Praxisfremdes Kinderbild
Die
von «Mille feuille» gelehrte Philosophie des Spracherwerbs bezeichnet der
Bieler Lehrer als überholt. «Man weiss, dass Kinder zwischen drei und vier
Jahren keine Wörtchen lernen und Grammatik büffeln.» Daraus zu schliessen, dass
ältere Kinder genauso denken, gehe von einem praxisfremden Kinderbild aus.
Schulfähige Kinder seien mit einem Lehrmittel verloren, in dem sich die Sprache
einem selber erschliessen sollte, mit einem Lehrmittel, das keinen
grammatikalischen Aufbau mitbringt und in welchem kein roter Faden erkennbar
ist.

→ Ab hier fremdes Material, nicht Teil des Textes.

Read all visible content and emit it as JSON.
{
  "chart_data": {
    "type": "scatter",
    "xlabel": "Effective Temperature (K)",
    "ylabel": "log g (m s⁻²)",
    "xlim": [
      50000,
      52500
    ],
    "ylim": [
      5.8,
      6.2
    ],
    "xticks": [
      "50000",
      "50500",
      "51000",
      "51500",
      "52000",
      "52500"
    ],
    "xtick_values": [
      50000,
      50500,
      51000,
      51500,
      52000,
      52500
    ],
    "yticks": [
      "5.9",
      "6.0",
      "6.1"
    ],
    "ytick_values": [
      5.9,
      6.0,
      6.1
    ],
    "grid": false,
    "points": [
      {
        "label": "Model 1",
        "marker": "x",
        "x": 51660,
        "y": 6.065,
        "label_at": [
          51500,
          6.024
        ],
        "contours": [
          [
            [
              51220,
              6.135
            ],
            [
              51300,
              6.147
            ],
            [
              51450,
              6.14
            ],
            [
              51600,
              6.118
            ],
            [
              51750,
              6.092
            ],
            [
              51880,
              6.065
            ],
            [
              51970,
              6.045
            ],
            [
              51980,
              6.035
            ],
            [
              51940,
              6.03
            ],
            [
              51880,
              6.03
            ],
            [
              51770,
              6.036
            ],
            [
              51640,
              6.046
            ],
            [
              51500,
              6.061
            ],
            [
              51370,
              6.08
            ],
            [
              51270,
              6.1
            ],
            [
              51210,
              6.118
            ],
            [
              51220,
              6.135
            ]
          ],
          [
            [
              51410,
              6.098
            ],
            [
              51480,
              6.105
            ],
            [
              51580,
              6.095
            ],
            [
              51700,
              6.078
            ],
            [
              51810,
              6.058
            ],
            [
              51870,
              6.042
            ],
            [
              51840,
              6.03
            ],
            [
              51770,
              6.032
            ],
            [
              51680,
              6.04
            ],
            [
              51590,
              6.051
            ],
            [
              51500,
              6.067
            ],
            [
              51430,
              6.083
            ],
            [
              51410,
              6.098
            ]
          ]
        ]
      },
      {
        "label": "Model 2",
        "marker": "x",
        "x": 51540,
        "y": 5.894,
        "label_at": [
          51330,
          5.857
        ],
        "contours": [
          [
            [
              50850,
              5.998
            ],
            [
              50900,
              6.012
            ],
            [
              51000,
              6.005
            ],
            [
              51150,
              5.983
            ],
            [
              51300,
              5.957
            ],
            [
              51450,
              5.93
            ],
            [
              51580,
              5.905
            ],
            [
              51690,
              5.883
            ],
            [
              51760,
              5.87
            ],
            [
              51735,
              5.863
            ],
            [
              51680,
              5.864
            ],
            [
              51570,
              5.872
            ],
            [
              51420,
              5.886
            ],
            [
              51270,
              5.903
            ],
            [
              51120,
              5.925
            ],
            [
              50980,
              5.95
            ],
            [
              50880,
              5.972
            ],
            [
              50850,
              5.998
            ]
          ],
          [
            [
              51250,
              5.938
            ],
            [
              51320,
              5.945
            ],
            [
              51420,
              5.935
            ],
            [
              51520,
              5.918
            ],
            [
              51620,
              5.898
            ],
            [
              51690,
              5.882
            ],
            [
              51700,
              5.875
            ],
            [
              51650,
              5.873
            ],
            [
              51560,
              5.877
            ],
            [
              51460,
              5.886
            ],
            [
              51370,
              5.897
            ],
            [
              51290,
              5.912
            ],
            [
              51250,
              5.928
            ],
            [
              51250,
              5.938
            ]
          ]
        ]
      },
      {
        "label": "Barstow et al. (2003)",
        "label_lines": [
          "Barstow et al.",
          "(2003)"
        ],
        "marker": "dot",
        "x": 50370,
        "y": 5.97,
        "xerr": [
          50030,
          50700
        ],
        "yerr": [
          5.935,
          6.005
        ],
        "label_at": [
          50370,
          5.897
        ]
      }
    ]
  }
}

Ob Pichard recht hat? Eine wissenschaftliche Validierung für den Erfolg
von «Mille feuilles» gibt es seltsamerweise in dieser akademischen Branche
nicht. Auch die Baselbieter Bildungsdirektion befindet sich seit Einführung im
Blindflug.
Initiativen von «Starke
Schule»
Und
für diesen wollte sich Katrin Schaltenbrand nicht hergeben. Dass sie bewährten
Französischunterricht geben kann, hat sie gegenüber Schulleitung und Schulrat
bewiesen. Beide Gremien bekräftigen denn auch gegenüber der BaZ, die engagierte
Franzi-Lehrerin «behalten zu wollen». Eine Anfrage an die Bildungsdirektion hat
die Sekundarschule gestellt, offiziell beantwortet wurde sie noch nicht.
Ohnehin
ist die Zukunftsperspektive dieser Sprachsee-Ideologie wieder infrage gestellt.
Das Komitee Starke Schule hat angekündigt, die beiden angekündigten Initiativen
«Eine Fremdsprache auf der Primarstufe» und «Austritt aus dem
Passepartout-Fremdsprachenprojekt» am Montag einzureichen. Offenbar sind die
Initiativen zustande gekommen. Würde «Passpartout» abgeschossen, dürfte Kathrin
Schaltenbrand auf einmal wieder unterrichten.